Robust Distributed Accelerated Stochastic Gradient Methods for Multi-Agent Networks
Alireza Fallah, Mert Gürbüzbalaban, Asuman Ozdaglar, Umut Şimşekli, Lingjiong Zhu.
Year: 2022, Volume: 23, Issue: 220, Pages: 1−96
Abstract
We study distributed stochastic gradient (D-SG) method and its accelerated variant (D-ASG) for solving decentralized strongly convex stochastic optimization problems where the objective function is distributed over several computational units, lying on a fixed but arbitrary connected communication graph, subject to local communication constraints where noisy estimates of the gradients are available.

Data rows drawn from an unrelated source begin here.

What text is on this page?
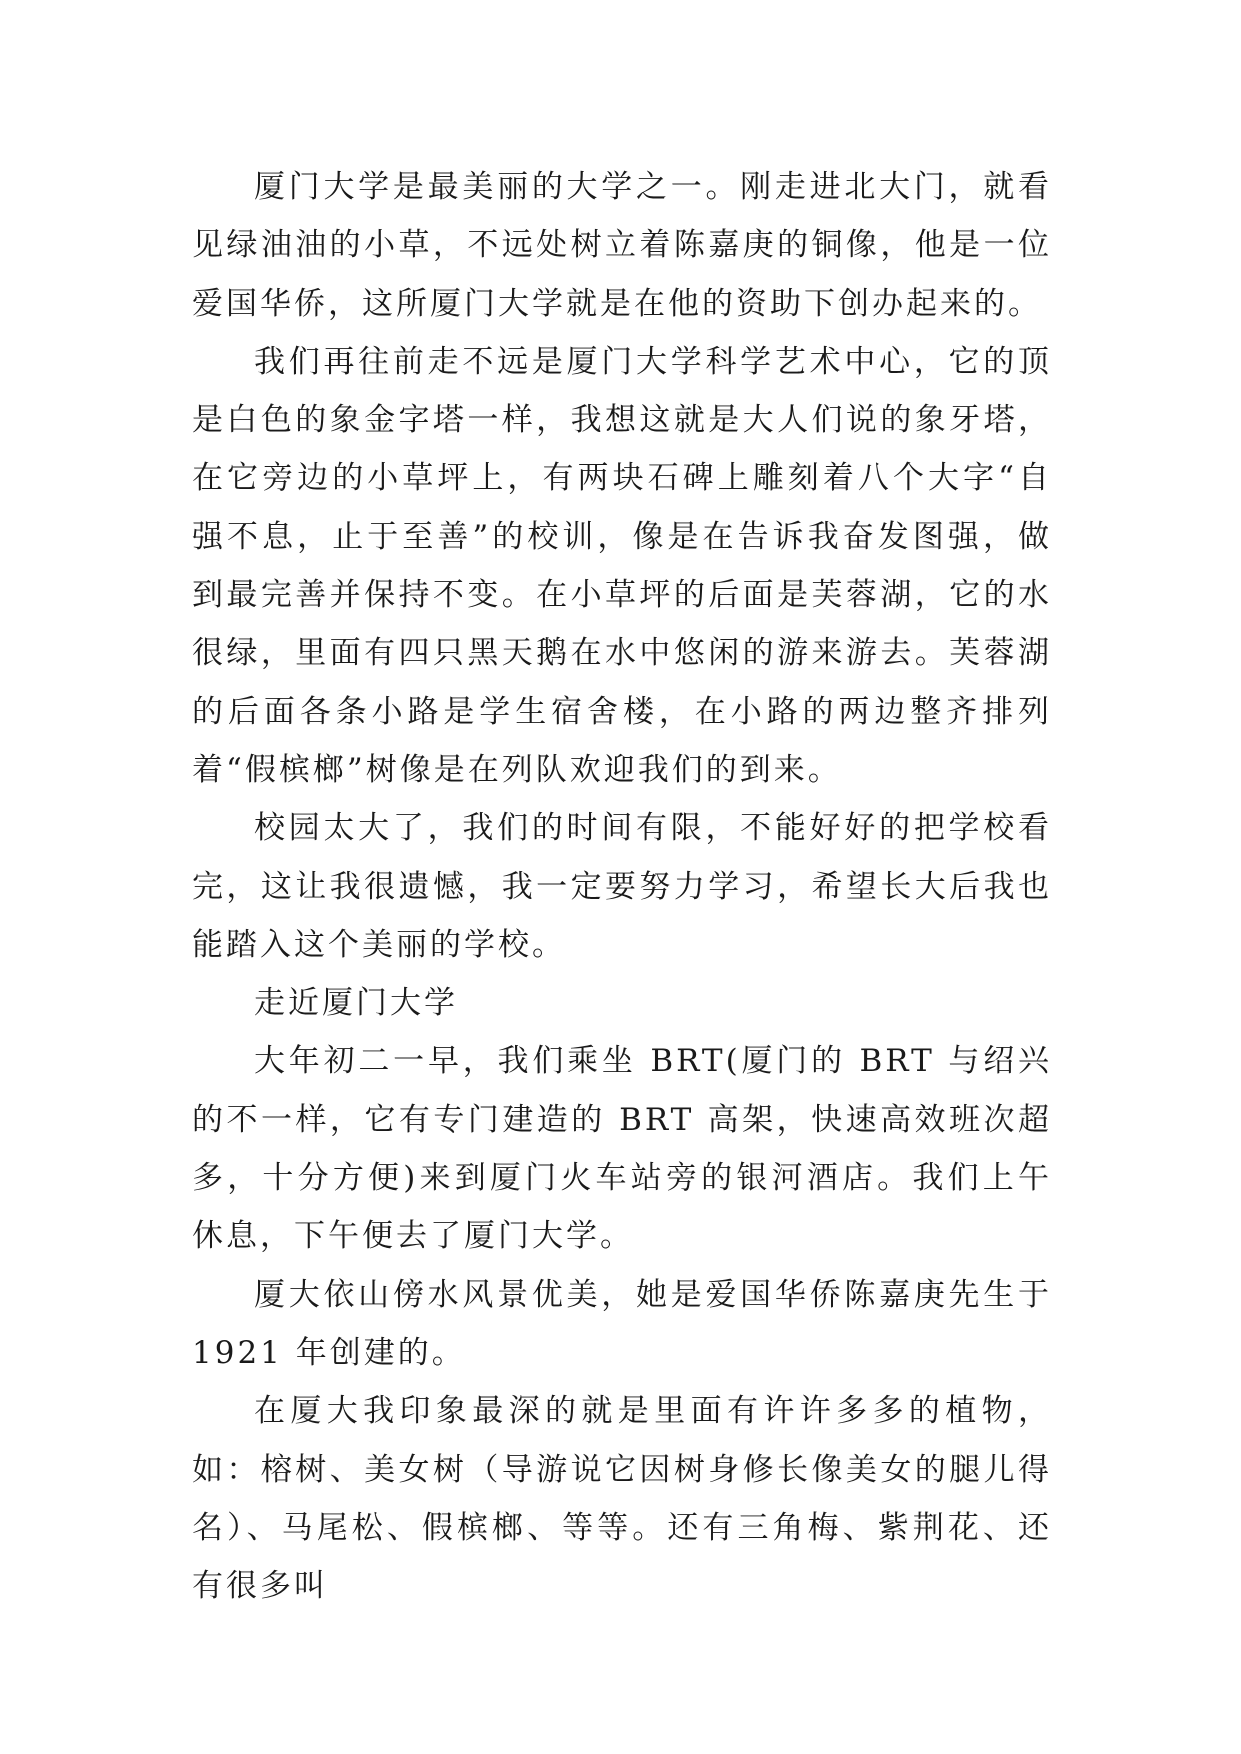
厦门大学是最美丽的大学之一。刚走进北大门，就看见绿油油的小草，不远处树立着陈嘉庚的铜像，他是一位爱国华侨，这所厦门大学就是在他的资助下创办起来的。

我们再往前走不远是厦门大学科学艺术中心，它的顶是白色的象金字塔一样，我想这就是大人们说的象牙塔，在它旁边的小草坪上，有两块石碑上雕刻着八个大字“自强不息，止于至善”的校训，像是在告诉我奋发图强，做到最完善并保持不变。在小草坪的后面是芙蓉湖，它的水很绿，里面有四只黑天鹅在水中悠闲的游来游去。芙蓉湖的后面各条小路是学生宿舍楼，在小路的两边整齐排列着“假槟榔”树像是在列队欢迎我们的到来。

校园太大了，我们的时间有限，不能好好的把学校看完，这让我很遗憾，我一定要努力学习，希望长大后我也能踏入这个美丽的学校。

走近厦门大学

大年初二一早，我们乘坐 BRT(厦门的 BRT 与绍兴的不一样，它有专门建造的 BRT 高架，快速高效班次超多，十分方便)来到厦门火车站旁的银河酒店。我们上午休息，下午便去了厦门大学。

厦大依山傍水风景优美，她是爱国华侨陈嘉庚先生于1921 年创建的。

在厦大我印象最深的就是里面有许许多多的植物，如：榕树、美女树（导游说它因树身修长像美女的腿儿得名）、马尾松、假槟榔、等等。还有三角梅、紫荆花、还有很多叫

We develop a framework which allows to choose the stepsize and the momentum parameters of these algorithms in a way to optimize performance by systematically trading off the bias, variance and dependence to network effects. When gradients do not contain noise, we also prove that D-ASG can achieve acceleration, in the sense that it requires $\mathcal{O}(\sqrt{\kappa} \log(1/\varepsilon))$ gradient evaluations and $\mathcal{O}(\sqrt{\kappa} \log(1/\varepsilon))$ communications to converge to the same fixed point with the non-accelerated variant where $\kappa$ is the condition number and $\varepsilon$ is the target accuracy. For quadratic functions, we also provide finer performance bounds that are tight with respect to bias and variance terms. Finally, we study a multistage version of D-ASG with parameters carefully varied over stages to ensure exact convergence to the optimal solution. It achieves optimal and accelerated $\mathcal{O}(-k/\sqrt{\kappa})$ linear decay in the bias term as well as optimal $\mathcal{O}(\sigma^2/k)$ in the variance term. We illustrate through numerical experiments that our approach results in accelerated practical algorithms that are robust to gradient noise and that can outperform existing methods.